In one embodiment, the content based on the computing and/or comparison result is displayed on a computer monitor. In one embodiment, the content based on the computing and/or comparison result is displayed through printable media. The display module may be any suitable device configured to receive from a computer and display computer readable information to a user. Non-limiting examples include, for example, general-purpose computers such as those based on Intel PENTIUM-type processor, Motorola PowerPC, Sun UltraSPARC, Hewlett- Packard PA-RISC processors, any of a variety of processors available from Advanced Micro Devices (AMD) of Sunnyvale, California, or any other type of processor, visual display devices such as flat panel displays, cathode ray tubes and the like, as well as computer printers of various types.

In one embodiment, a World Wide Web browser is used for providing a user interface for display of the content based on the computing/comparison result. It should be understood that other modules may be adapted to have a web browser interface. Through the Web browser, a user can construct requests for retrieving data from the computing/comparison module. Thus, the user will typically point and click to user interface elements such as buttons, pull down menus, scroll bars and the like conventionally employed in graphical user interfaces.

Systems and computer readable media described herein are merely illustrative

embodiments of the technology relating to determining the levels of UDP-hexose, and therefore are not intended to limit the scope of the invention. Variations of the systems and computer readable media described herein are possible and are intended to fall within the scope of the invention. The modules of the machine, or those used in the computer readable medium, may assume numerous configurations. For example, function may be provided on a single machine or distributed over multiple machines.

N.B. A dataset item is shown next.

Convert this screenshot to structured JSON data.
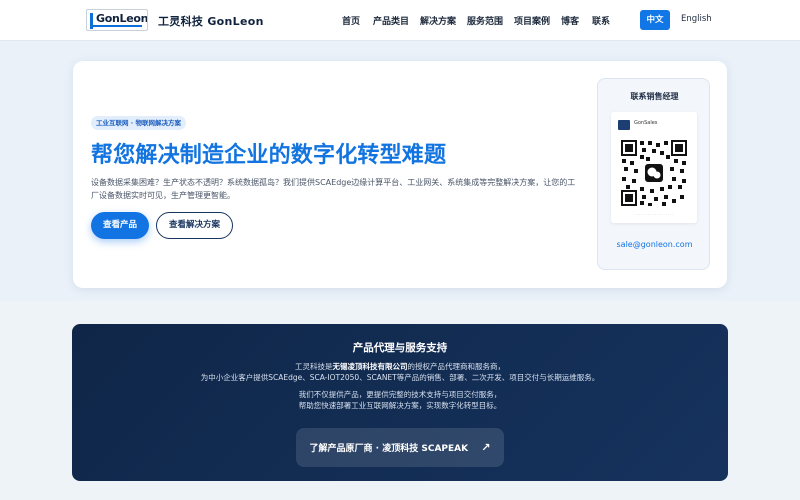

Improvement of renal function

Providing a reagent that decreases the availability of UDP-hexoses to bind to P2Y 14 may improve renal function. For example, renal function may be improved by at least 10%, at least 20%, at least 30%, at least 40%, at least 50%, at least 60%, at least 70%, at least 80%, at least 90%, at least 100%, at least 200%, or at least 300%. Measurable markers of renal function, are well known in the medical and veterinary literature and to those of skill in the art, and include, but are not limited to, blood urea nitrogen or "BUN" levels (both static measurements and measurements of rates of increase or decrease in BUN levels), serum creatinine levels (both static measurements and measurements of rates of increase or decrease in serum creatinine levels), measurements of the BUN/creatinine ratio (static measurements of measurements of the rate of change of the BUN/creatinine ratio), urine/plasma ratios for creatinine, urine/plasma ratios for urea, glomerular filtration rates (GFR), serum concentrations of sodium (Na+) or potassium (K+), urine osmolarity, daily urine output, urine protein/creatinine ratio, albuminuria, and the like. Of the above, measurements of the plasma concentrations of creatinine and/or urea or BUN are particularly important and useful readouts of renal function.

Incorporation by Reference

References and citations to other documents, such as patents, patent applications, patent publications, journals, books, papers, web contents, have been made throughout this disclosure. All such documents are hereby incorporated herein by reference in their entirety for all purposes.

Equivalents

Various modifications of the invention and many further embodiments thereof, in addition to those shown and described herein, will become apparent to those skilled in the art from the full contents of this document, including references to the scientific and patent literature cited herein. The subject matter herein contains important information, exemplification and guidance that can be adapted to the practice of this invention in its various embodiments and equivalents thereof.